One day in early January, I was interrupted from some of the daily cleaning duties at the pantry when the phone rang. It was one of our participants, speaking at a cheerful near-yell. “HEY! It’s me! It’s Bobbie!”
I instantly recognized the man who belonged to the voice at the other end of the phone as a pleasant and cheerful elderly man who is a regular visitor to the food pantry. As he chatted away, I realized that far from calling to ask about when he could pick up food, he was just calling to inform us that he planned to bring us a bag of black walnuts that he had harvested from his yard, and to bring me up to date on recent events of his life. As my expectations of a brief and businesslike phone call were challenged and I stood there talking to him for several minutes, my initial reaction was to feel slightly uneasy, like a leisurely chat was an irresponsible use of my time as a volunteer when there was cleaning to be done.
Afterwards, I began to wonder why I sometimes feel like having conversations with participants while on the job is a sign of laziness, or a lack of commitment to my volunteer position. For starters, I think it has something to do with a type of college “mindset” which has remained strong in my life despite graduating from college this past spring. After the high-stress atmosphere of college, it is easy to concern myself with efficiency and effectiveness and getting things done, to the point where I need to feel like I am making a tangible and visible contribution at each moment. When I see things that way, a long and meaningful conversation with a participant can seem inefficient, because it stops me from being that “good volunteer” who is always running around doing something.
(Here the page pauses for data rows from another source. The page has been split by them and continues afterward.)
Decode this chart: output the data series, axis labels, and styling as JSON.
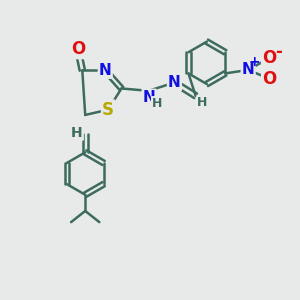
{
  "bg_color": "#e8eaea",
  "bond_color": "#3d6b5e",
  "bond_width": 1.8,
  "atom_colors": {
    "O": "#e01010",
    "N": "#1010e0",
    "S": "#b8a800",
    "H": "#3d6b5e",
    "C": "#3d6b5e",
    "NO2_N": "#1010e0",
    "NO2_O": "#e01010"
  }
}
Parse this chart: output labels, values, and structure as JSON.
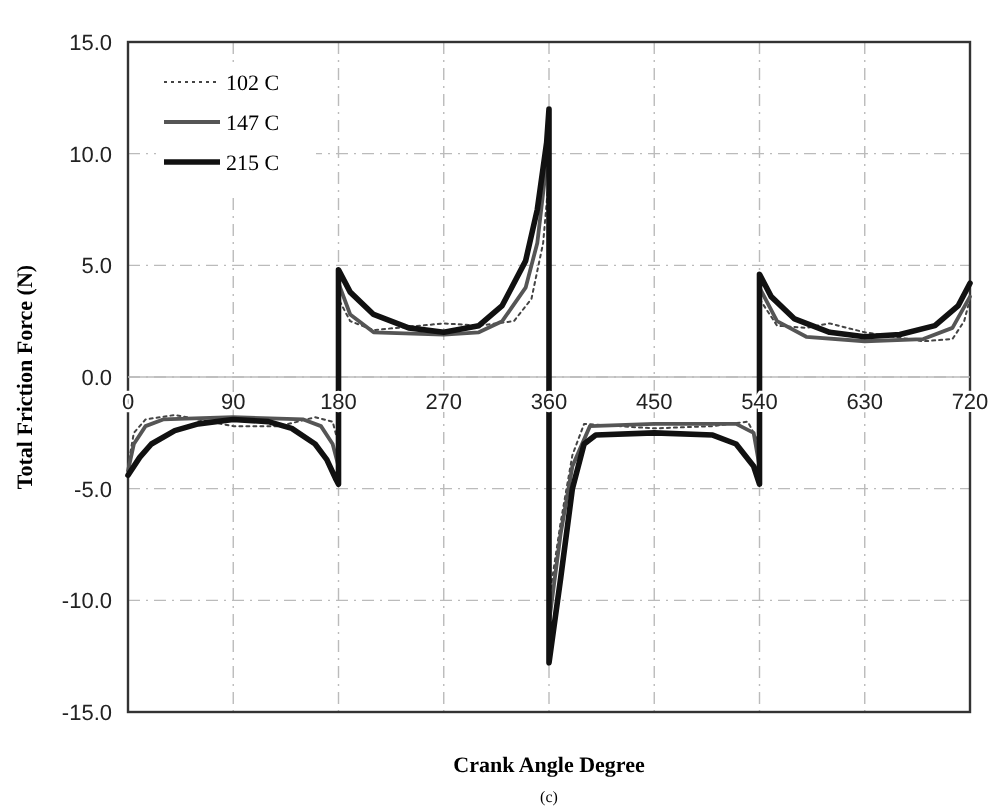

It becomes hard to imagine the new possibilities for service that come when I really know the participants and they really know me.
As this year continues, my eyes are being opened to my own self-centeredness as a volunteer, and it hasn’t always been a feel-good lesson. I’ve realized that I have a tendency to focus just on getting food to the participants without letting go of control enough to really be present to them. However, I am slowly becoming aware that true service is built not just on the transfer of physical goods but on relationships and community. It takes patience and a willingness to tolerate a little bit of disorganization. This deeper kind of service isn’t just a one-way flow of me giving and the participants receiving; it is more reciprocal than that. It is being present to each other in such a way that we are able to constantly regenerate each other’s strength and hopefulness like a true, Christian community.
One of the hard things about this realization is that it means admitting that I am not all that significant—admitting that I am not uniquely suited to make a difference in this disadvantaged Appalachian town because I happen to have a college education. In fact, my background may be more of a hindrance than anything else because I have to learn how to see things through the eyes of the participants, to walk a little in their shoes. I continue to be amazed by the big and little gestures of friendship on the part of my participants—whether it’s a story about their childhood, or a recipe for salmon soup, or a beautiful quilt to wrap up in when I come home and curl up on the couch. It turns out, I had to come to Appalachia—and CAP—to learn a lesson about what community really means.
Janet Mostrom is a long-term CAP Volunteer serving as an AmeriCorps Food Pantry Caseworker at CAP’s Grateful Bread Food Pantry. She is a member of Rockcastle Community and is a 2013 graduate of the University of Notre Dame.